Indubitablement, cette face mondaine de Sarraute, pour la première fois dévoilée et exhibée comme par surprise d’œuvre, ne donne pas uniquement le timbre biographique d’une femme et va au-delà de ce que Proust, le maître révéré de Sarraute, désignait de juste loi comme ces « gouttes de lumière cimentées » qu’incarne le style. Elle témoigne de l’écho constant que Sarraute sait tisser de sa vie à son œuvre. Comme si elle ne retenait du vécu que le langage vécu – comme si, là encore en abyme et en joie, il s’agissait pour l’auteur de « Disent les imbéciles » de trouver la matière première de ses tropismes, de découvrir depuis la conférence qu’elle donne alors sur « Roman et réalité », ce qu’elle nomme ce « quelque chose qui est fait d’éléments épars, que nous devinons, que nous pressentons très vaguement, d’éléments amorphes qui gisent, privés d’existence, perdus dans la masse infinie des possibilités, des virtualités, fondus en un magma, emprisonnés dans la gangue du visible, étouffés sous le déjà-vu, sous la banalité et la convention. » Ce que traverse ici Sarraute consiste précisément en cette strate saturée du visible, du déjà-vu, de la banalité et de la convention. Comme si ces Lettres d’Amérique étaient à lire comme un post-roman (la continuation indirecte des Fruits d’or) et une infra-littérature (la préparation quotidienne des tropismes mondains). – Comme si les Lettres d’Amérique étaient à considérer comme ce magma de non-forme toujours porté par l’espoir d’un livre à venir.

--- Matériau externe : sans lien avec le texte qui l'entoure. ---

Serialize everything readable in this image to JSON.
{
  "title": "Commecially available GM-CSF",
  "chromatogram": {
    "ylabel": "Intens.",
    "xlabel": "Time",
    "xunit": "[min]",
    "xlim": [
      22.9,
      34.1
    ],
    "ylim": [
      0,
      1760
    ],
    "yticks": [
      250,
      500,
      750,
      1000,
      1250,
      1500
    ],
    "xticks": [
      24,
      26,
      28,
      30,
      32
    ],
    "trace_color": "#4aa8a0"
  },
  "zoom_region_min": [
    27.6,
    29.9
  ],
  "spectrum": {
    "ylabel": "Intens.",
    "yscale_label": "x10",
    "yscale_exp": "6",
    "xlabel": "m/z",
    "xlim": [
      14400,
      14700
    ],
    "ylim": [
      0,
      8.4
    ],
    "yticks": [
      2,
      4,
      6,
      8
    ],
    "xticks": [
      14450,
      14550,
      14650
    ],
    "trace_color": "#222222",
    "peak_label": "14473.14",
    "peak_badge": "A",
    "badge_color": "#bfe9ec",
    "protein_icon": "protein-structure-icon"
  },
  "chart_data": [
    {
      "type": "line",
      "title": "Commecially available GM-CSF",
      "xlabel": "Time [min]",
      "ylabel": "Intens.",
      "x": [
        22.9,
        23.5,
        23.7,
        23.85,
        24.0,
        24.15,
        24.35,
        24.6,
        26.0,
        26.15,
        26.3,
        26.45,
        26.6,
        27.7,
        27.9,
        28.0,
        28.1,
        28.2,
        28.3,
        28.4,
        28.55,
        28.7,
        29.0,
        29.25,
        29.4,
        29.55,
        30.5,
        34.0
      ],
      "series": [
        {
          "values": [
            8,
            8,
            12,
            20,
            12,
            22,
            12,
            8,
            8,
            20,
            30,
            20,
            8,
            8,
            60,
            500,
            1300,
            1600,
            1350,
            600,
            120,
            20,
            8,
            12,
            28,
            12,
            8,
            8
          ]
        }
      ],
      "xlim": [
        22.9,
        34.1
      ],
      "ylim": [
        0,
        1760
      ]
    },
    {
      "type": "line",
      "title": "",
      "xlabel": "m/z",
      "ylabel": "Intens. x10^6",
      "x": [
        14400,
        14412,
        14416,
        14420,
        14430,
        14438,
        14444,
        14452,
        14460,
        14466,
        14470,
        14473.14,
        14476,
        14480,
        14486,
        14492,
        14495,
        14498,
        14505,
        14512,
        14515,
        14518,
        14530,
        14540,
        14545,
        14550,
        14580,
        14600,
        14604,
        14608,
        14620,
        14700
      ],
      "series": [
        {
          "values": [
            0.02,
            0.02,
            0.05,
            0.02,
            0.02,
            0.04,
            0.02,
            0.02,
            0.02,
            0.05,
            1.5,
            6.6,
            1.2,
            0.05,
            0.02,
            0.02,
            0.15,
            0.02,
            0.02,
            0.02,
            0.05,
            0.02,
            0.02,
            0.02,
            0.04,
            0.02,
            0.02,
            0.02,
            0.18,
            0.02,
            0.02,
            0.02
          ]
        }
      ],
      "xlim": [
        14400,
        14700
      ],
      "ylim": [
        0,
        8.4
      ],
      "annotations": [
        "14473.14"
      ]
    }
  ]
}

À cette Sarraute mondaine qui, plus proustienne que jamais, use d’anglicismes comme si elle rejouait Odette de Crécy et qui n’écrit pas tout à fait comme Sarraute mais comme un personnage, répond donc une seconde Sarraute – celle, non pas des Lettres, mais de la lettre, celle de l’échange intime avec Raymond par où elle confie ses impressions de voyage et lui prodigue ses conseils d’épouse. Mais là encore, être baroque et sous-conversations obligent, Sarraute se fait de nouveau double, dédouble l’intime en deux strates discursives : la première consiste à retourner comme elle se plaisait à le faire l’envers discursif de ce qu’elle vit, dit et entend. S’il est juste d’admettre qu’ici aucune écriture de Sarraute n’apparaît dans la puissance défaisante et herméneutique du tropisme, force est pourtant de reconnaître que Sarraute y exerce ce qu’il faudrait nommer l’après-histoire de la parole, le moment où la parole va connaître son dépassement par une phase première, une déphrase qui correspond à la satire, à l’ironie qui, en écho à Barthes, surgit bel et bien ici comme une question du langage posée au langage par le langage lui-même. Chez Sarraute, l’ironie désengage le sujet du langage, l’externalise – le déprend et le désubjectivise : il ne reste alors plus qu’un mot qui devra faire scène de langage dans la fiction : « Dès que j’ouvre la bouche, les dollars pleuvent. »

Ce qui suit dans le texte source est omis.